Simfish
06-16-06, 02:08 AM
We know that schizophrenia is a condition in which there is too much dopamine in the brain? So could this mean that they're less likely to develop tolerance to too much dopamine than others are? That would be interesting...
BTW, does acetylcholine also play a role in ADD? Increasing acetylcholine can help with some ADD symptoms.
Hyperion
06-16-06, 02:16 AM
Acetylcholine is thought to play a role in memory, and acetylcholine levels in the hippocampus are thought to play a role in Alzheimer's disease, for instance. Also, there are some areas of the brain, from what I understand, where acetylcholine will lead to a downstream cascade of dopamine. In other words, acetylcholine activates neurons, which then release dopamine elsewhere.

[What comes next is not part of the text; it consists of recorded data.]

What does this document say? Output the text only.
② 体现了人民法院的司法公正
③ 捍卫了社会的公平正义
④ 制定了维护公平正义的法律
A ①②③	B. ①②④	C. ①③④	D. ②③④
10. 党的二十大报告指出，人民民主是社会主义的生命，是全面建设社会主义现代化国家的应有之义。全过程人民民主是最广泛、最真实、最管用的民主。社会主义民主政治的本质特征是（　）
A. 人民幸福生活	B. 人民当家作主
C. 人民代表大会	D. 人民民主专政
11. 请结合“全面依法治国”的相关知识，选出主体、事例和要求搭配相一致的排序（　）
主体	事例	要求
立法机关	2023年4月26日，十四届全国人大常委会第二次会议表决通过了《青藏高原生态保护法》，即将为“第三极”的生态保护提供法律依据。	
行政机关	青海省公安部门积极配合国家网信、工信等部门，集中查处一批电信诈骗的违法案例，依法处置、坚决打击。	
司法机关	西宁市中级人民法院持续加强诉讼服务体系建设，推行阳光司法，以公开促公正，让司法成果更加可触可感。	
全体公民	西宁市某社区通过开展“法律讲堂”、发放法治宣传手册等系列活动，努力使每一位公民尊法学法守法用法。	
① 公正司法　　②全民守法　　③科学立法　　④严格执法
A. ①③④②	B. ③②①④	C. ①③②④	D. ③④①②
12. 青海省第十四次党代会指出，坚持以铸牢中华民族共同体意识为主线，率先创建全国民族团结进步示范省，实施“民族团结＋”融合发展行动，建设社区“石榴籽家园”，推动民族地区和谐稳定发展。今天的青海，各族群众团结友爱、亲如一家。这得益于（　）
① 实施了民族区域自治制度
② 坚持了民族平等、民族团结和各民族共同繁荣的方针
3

As for schizophrenia and dopamine, keep in mind that while schizophrenia involves excess dopamine, it involves excess dopamine in specific areas, and it may be that dopamine tolerance in these regions works differently from the dopamine tolerance that can develop in the reward pathways. I don't know much about schizophrenia, though, so I could be wrong. I also wouldn't be surprised if serotonin played a role in that disorder, given its role in sensory perception in some regions, as well as the fact that many hallucinogenic drugs work on a specific subset of serotonin receptors.